[news.software.b] Future of USENET

xanthian@zorch.SF-Bay.ORG (Kent Paul Dolan) (06/25/91)

[note crossposts, followup]

 mathews@hadar.cs.Buffalo.EDU (Ryan Mathews) writes:

> But I just have to ask one question:
> Don't you think we're creating too many groups?

No, quite to the contrary, I think we are creating
far too few, and our news maintenance and news
reading software is poorly set up for the growth
which should occur to make up for this.

My reasoning is based on weak data, but to the best
of my ability to determine, in the last five years,
the volume of postings has risen 25-fold, while the
number of newsgroups has risen only tenfold. That
makes each newsgroup 2.5 times as crowded on average
as was the case back when it was still (barely)
possible for a single human being to read the entire
net as a full time occupation.

I attribute this deficiency of organizational
improvements to the cumbersome newsgroup creation
process. Once having determined that the net needs
to get back to a much finer split of newsgroups to
give readers any hope of reading interesting
material without wading through ten times as much
uninteresting material, why should anyone but the
current readers of a newsgroup be involved in the
partition of that group into subgroups?

The rest of the net has only three possible
responses when presented with a vote for an
unfamiliar group: 1) ignore the vote; 2) vote in
ignorance; or 3) vote NO on the "principle", however
misguided, that there are "too many newsgroups".

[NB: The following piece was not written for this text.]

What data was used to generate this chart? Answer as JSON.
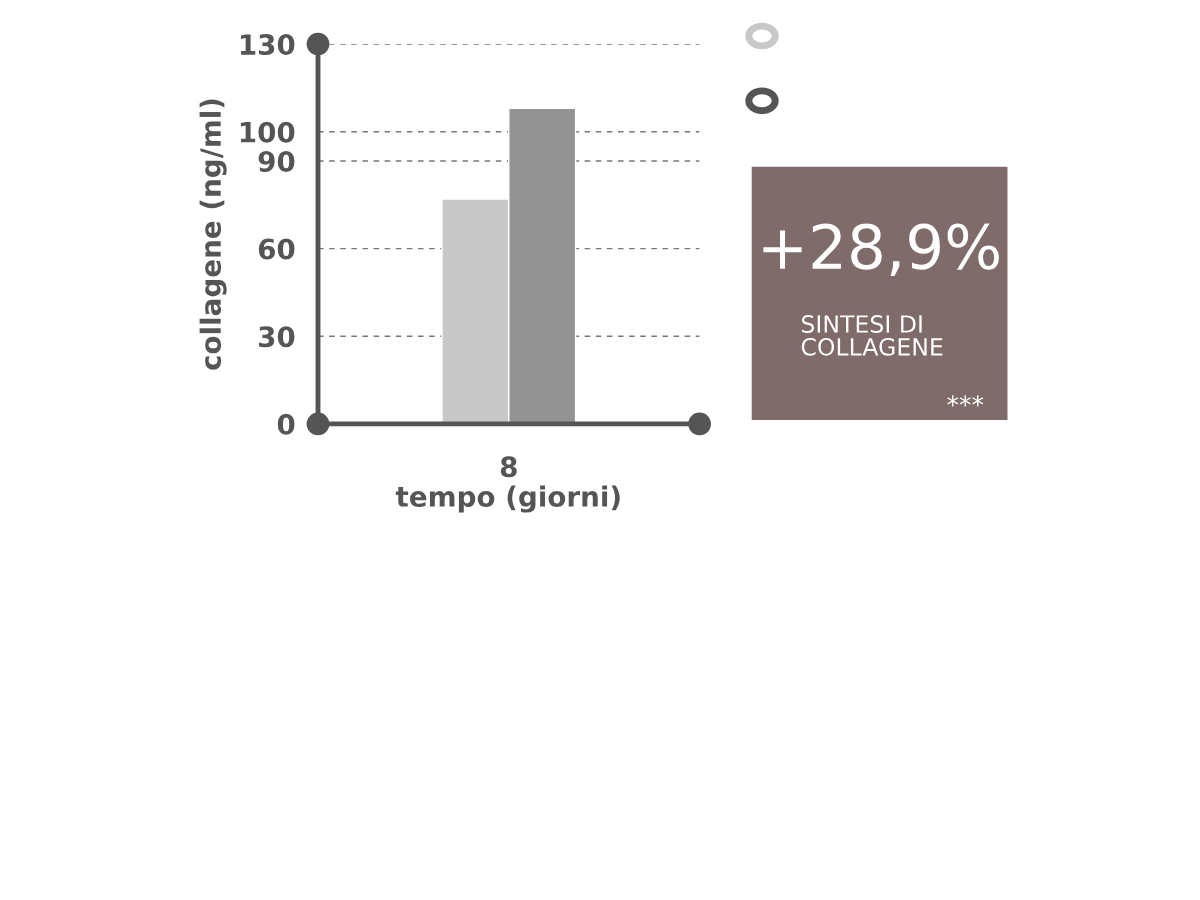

What is needed instead is a re-examination of this
whole question, and the creation of software and
operating paradigms to satisfy the following poorly
met needs:

1) Index the net, so that groups of interest can be
found by keyword searches; even a full text search
of the entire online news spool, while slow as mud,
would be a help in this direction.

This would actually _lessen_ the need for group
creation, by showing the user that topic X is
already heavily discussed in newsgroup Y, and so
doesn't need a newsgroup of its own to get a
discussion going.

2) Index and automate feed sys file maintenance, so
that, while all group propagate to those who want to
read them, uninterested sites are omitted from
carrying, and to the extent possible from passing,
unwanted newsgroups. Among other things this will
require a much denser set of interconnections for
the net than now exist, and software to accomplish
the much more complex feed contact protocols and
expiry protocols needed.

This will save scads of spool space and telecomm
charges.

3) Change the news base to a hypertext style, to
limit the actual volume used for passing context
material in followups.

This would save space, and if actually presented by
some news readers as hot buttons, would also
dramatically decrease reading time for a subscriber
following a thread who already has the context in
mind and doesn't need to see it again.

4) Present newsgroup choices hierarchically, to let
the user view the actual newsgroup organization, and
to limit screen painting time for newsgroup
selection; change from a typing to a pointing
interface.

The more I read news, the less satisfied I find
myself with _any_ particular order of presentation
of newsgroups; I tend to read in different orders on
different days or even different hours of the same
day. None of the current interfaces I've seen make
random access to newsgroups easy.

5) Take much more advantage of user-local processing
power; this one is tough because of the wide variety
of news reading hardware, but lots of stuff that I
have to access over slow dial up lines repeatedly
during my session could be downloaded silently to a
database on my local hardware while I read other
articles, and painted on my screen much faster (about
30 times) from local store.

This would actually _decrease_ the communications
load on the host machine.

6) Create an easy to use compliment to kill files:
interest files, such that only files that meet some
positive criterion are presented for reading, rather
than negative criteria being avoided.

As an example, show me articles containing at least
five of twenty keywords, or articles starting new
threads. Make a global facility that pulls forward
articles from _anywhere_ I subscribe, or even
anywhere at all, containing ten of twenty
particularly hot keywords, and presents them to me
before I enter any newsgroup, in case that is all I
have time for right now.

7) Improve the software to cope gracefully with lots
more newsgroups, with much deeper hierarchies, with
longer, less typable, fully qualified newsgroup
names.

For example, I just found out that one of the two
leaf site packages for my local hardware has a very
hard limit of 30 characters in a fully qualified
newsgroup name, because it makes that a directory
name rather than using a hierarchical directory
structure. Unfortunately, my local site already has
several newsgroups whose fully qualified name is
longer than 30 characters!

Naturally typing one of these behemoths in rn or trn
to jump directly to the newsgroup is a royal pain.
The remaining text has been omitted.